左右がどちらなのかがすぐに分からず困っているようでしたら、まずはお子さんが左右を認識できるようにする必要があります。「右足から靴を履いてみよう」「左手でコップを取ってみよう」など日常生活での声かけを通して、定着を図りましょう。

また、左右の認識が難しかったら、薄く書かれた見本をなぞることも工夫としてあげられます。
鏡文字は必ずしもディスグラフィアのようなLD・SLD(限局性学習症)の症状とは限りません。幼少期では脳の発達がまだ完全ではないため、左右がどちらかか把握できていなかったり、利き手が分化されていないことがあります。
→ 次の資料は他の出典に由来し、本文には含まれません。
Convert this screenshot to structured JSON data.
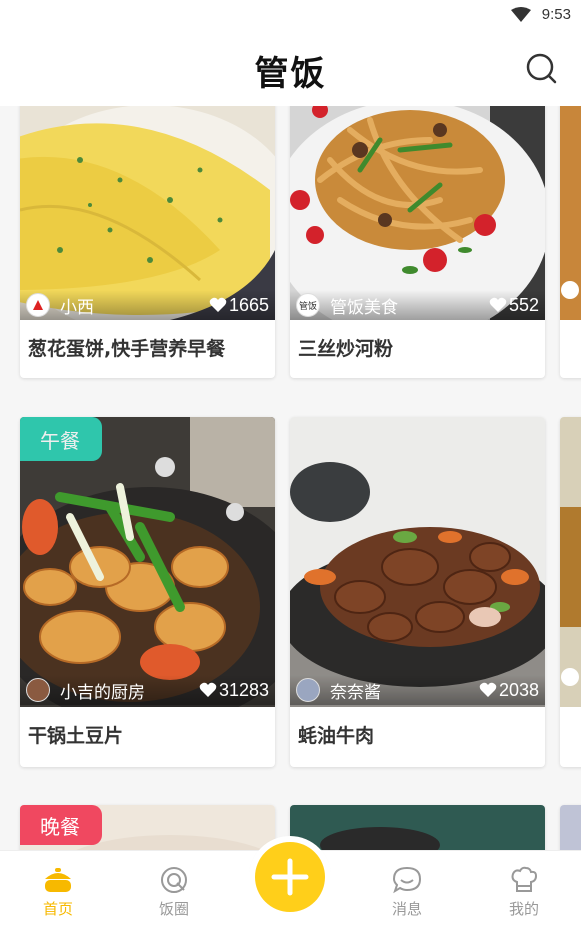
{
  "status_bar": {
    "time": "9:53"
  },
  "header": {
    "title": "管饭"
  },
  "badges": {
    "lunch": "午餐",
    "dinner": "晚餐"
  },
  "feed": {
    "cards": [
      {
        "author": "小西",
        "likes": "1665",
        "title": "葱花蛋饼,快手营养早餐"
      },
      {
        "author": "管饭美食",
        "avatar_text": "管饭",
        "likes": "552",
        "title": "三丝炒河粉"
      },
      {
        "author": "小吉的厨房",
        "likes": "31283",
        "title": "干锅土豆片"
      },
      {
        "author": "奈奈酱",
        "likes": "2038",
        "title": "蚝油牛肉"
      }
    ]
  },
  "nav": {
    "home": "首页",
    "circle": "饭圈",
    "messages": "消息",
    "mine": "我的"
  },
  "colors": {
    "accent": "#ffcf1a",
    "lunch_badge": "#2ed3b7",
    "dinner_badge": "#f04860"
  }
}
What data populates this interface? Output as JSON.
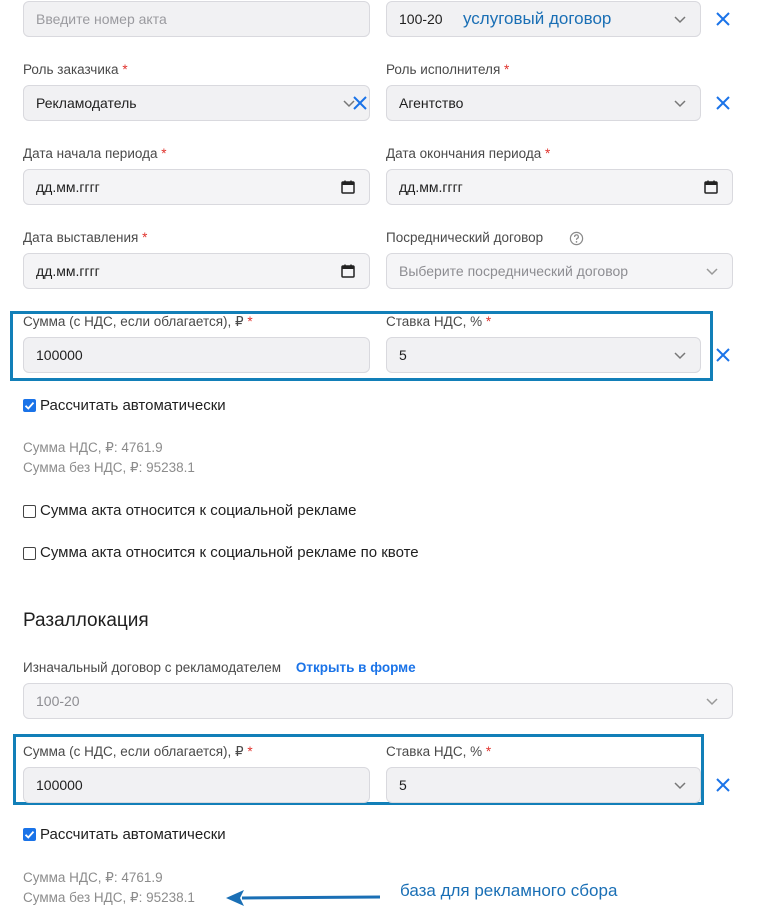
{
  "act": {
    "number_placeholder": "Введите номер акта",
    "contract_value": "100-20",
    "contract_annotation": "услуговый договор"
  },
  "roles": {
    "customer_label": "Роль заказчика",
    "customer_value": "Рекламодатель",
    "executor_label": "Роль исполнителя",
    "executor_value": "Агентство"
  },
  "dates": {
    "start_label": "Дата начала периода",
    "start_value": "дд.мм.гггг",
    "end_label": "Дата окончания периода",
    "end_value": "дд.мм.гггг",
    "issue_label": "Дата выставления",
    "issue_value": "дд.мм.гггг"
  },
  "intermediary": {
    "label": "Посреднический договор",
    "placeholder": "Выберите посреднический договор"
  },
  "amount": {
    "sum_label": "Сумма (с НДС, если облагается), ₽",
    "sum_value": "100000",
    "vat_label": "Ставка НДС, %",
    "vat_value": "5",
    "auto_label": "Рассчитать автоматически",
    "vat_sum": "Сумма НДС, ₽: 4761.9",
    "sum_no_vat": "Сумма без НДС, ₽: 95238.1"
  },
  "social": {
    "social_label": "Сумма акта относится к социальной рекламе",
    "quota_label": "Сумма акта относится к социальной рекламе по квоте"
  },
  "realloc": {
    "heading": "Разаллокация",
    "orig_label": "Изначальный договор с рекламодателем",
    "open_link": "Открыть в форме",
    "orig_value": "100-20",
    "sum_label": "Сумма (с НДС, если облагается), ₽",
    "sum_value": "100000",
    "vat_label": "Ставка НДС, %",
    "vat_value": "5",
    "auto_label": "Рассчитать автоматически",
    "vat_sum": "Сумма НДС, ₽: 4761.9",
    "sum_no_vat": "Сумма без НДС, ₽: 95238.1",
    "base_annotation": "база для рекламного сбора"
  },
  "common": {
    "required_mark": "*"
  },
  "colors": {
    "accent": "#1a73e8",
    "highlight": "#127fb8",
    "required": "#e0332d"
  }
}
日本小児神経学会によると、一般的には、小学校1年生が終わる頃でもひらがな文字を書く際に困難がみられる場合や、拗音、撥音、促音の特殊音節につまずきがみられる場合は、小児科への受診をおすすめしています。

ひらがな文字に限らず、漢字や英語に困難が現れる場合もあるので、ディスグラフィアの特性があっても、それに気づく時期はそれぞれです。お子さんがどんな文字を書くことに対して困難を感じているか、まずは様子を見てみましょう。
Q.75学習障害とは何ですか?|日本小児性神経学会
https://www.childneuro.jp/modules/general/index.php?content_id=82

黒板の文字をノートに書き写すことが難しい

黒板の文字をノートに写す際には、黒板とノートを交互に見る必要があるため、焦点を移す目の動き(眼球運動)と記憶が必要になってきます。風船バレーやスーパーボールなど、目の運動を取り入れた遊びを通した訓練が有効でしょう。

また、学校と話し合うことで、マス目黒板を使用してもらったり、タブレット端末などで黒板の写真を撮ることができるようになる場合があります。